Here are three important elements of romance:
First, romance is self-initiated. That means romance must be kindled without nagging or reminders. Or think of it this way: being romantic because you're asked to be romantic isn't really that romantic.
Romance is when you do something unexpected for your spouse. It communicates that he or she is on your heart and that you really care.
Romance could mean planning and preparing a special meal for your husband or wife. It could mean sending flowers or a romantic card. The important thing is to pursue your spouse on your own initiative—without being told to do it.
Second, romance involves communicating value to your spouse. One of the greatest things you can do in marriage is to build each other's self-esteem. Through romantic gestures, you show your spouse how important he or she is in your life.
One of the best ways to do this is through verbal affirmation. Another great way to do it is by displaying good manners. That's something we often forget after many years of marriage, but simple politeness is vitally important.
I've counseled couples who treat strangers better than they treat each other, which is shameful. As Christians, we should be kind and respectful to everyone—but especially to the person whom you've vowed to love and cherish.
In a healthy marriage, both spouses are considerate of each other's feelings and take care to show how much they value each other.
Finally, romance means learning to speak love in your spouse's language. Men and women have very different major needs, and we must understand those needs in order to be romantic on each other's terms.
Men need honor, sex, kindred fellowship, and domestic support. Women need security, open and honest communication, non-sexual affection, and leadership.

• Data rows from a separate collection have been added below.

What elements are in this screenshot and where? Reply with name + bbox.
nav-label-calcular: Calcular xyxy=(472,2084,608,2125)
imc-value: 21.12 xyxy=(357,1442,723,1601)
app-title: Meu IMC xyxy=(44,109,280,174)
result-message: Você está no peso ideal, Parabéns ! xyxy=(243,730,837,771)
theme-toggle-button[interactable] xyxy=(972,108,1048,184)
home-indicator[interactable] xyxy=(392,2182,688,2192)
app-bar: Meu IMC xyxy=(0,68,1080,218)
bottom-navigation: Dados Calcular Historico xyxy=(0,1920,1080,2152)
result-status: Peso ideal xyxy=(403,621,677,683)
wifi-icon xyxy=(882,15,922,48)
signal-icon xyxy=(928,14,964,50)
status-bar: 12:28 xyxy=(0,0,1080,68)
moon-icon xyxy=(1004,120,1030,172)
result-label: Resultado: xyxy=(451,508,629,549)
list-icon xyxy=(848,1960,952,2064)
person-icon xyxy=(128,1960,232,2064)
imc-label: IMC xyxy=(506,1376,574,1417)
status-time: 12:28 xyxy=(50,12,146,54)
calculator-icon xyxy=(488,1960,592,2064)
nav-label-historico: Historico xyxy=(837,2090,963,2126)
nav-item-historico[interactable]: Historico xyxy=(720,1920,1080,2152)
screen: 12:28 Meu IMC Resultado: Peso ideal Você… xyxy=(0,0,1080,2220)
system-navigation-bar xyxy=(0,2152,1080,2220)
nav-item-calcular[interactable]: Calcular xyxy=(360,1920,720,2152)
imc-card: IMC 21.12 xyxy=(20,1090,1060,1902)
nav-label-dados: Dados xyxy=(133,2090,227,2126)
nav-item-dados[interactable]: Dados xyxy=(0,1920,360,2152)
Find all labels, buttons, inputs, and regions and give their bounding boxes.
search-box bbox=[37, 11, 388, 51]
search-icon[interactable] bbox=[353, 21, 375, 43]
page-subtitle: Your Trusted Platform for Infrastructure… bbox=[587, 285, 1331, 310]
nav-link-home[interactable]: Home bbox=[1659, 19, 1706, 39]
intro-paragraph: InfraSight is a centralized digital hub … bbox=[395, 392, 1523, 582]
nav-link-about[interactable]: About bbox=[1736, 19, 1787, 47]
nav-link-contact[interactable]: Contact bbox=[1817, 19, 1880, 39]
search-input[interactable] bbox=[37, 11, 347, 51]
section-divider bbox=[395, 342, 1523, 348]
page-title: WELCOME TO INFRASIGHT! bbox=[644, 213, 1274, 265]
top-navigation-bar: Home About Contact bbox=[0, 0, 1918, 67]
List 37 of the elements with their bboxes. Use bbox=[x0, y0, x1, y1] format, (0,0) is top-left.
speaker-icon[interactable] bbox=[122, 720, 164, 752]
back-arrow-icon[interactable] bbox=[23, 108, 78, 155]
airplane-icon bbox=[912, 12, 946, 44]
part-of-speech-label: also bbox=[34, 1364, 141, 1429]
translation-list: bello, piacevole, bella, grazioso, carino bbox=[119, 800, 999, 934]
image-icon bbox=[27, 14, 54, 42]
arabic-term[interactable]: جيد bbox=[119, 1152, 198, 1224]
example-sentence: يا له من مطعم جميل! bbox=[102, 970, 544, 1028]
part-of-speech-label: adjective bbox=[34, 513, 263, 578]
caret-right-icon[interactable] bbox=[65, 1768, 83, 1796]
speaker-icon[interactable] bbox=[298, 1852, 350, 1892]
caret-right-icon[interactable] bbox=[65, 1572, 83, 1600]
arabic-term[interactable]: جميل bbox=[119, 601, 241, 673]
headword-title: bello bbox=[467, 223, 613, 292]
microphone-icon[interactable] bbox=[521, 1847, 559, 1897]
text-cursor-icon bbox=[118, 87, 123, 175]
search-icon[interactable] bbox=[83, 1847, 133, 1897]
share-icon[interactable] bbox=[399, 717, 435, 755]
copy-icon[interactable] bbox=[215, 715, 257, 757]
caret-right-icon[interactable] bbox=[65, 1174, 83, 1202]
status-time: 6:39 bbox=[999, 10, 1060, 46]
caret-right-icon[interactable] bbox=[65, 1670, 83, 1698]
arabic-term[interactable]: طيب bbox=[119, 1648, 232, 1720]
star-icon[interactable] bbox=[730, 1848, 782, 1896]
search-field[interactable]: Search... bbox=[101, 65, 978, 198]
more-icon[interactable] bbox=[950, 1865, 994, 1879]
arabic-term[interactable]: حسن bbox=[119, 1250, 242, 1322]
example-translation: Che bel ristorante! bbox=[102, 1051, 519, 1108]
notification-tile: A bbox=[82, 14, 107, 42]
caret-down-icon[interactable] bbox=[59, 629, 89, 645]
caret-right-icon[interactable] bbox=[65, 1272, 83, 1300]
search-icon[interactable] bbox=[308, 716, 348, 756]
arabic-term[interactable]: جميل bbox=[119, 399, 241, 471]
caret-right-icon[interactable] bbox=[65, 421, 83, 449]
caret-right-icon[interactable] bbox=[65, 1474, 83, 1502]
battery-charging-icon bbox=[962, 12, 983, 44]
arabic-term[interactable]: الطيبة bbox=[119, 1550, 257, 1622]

When a husband takes the time to have meaningful conversations with his wife on a daily basis, that's romantic. It may not be one of his needs, but it meets one of her deepest needs.
Likewise, when a woman commits to honor her husband and meet his sexual needs—though that may not be an important need of hers—it communicates how much she values him. That's romantic in his eyes.
Romance makes a relationship better because it means both spouses are willing to sacrifice on behalf of each other. "Each of you should look not only to your own interests," Paul challenged the church at Philippi, "but also the interests of others" (Phil. 2:4). That idea is the key to romance within marriage.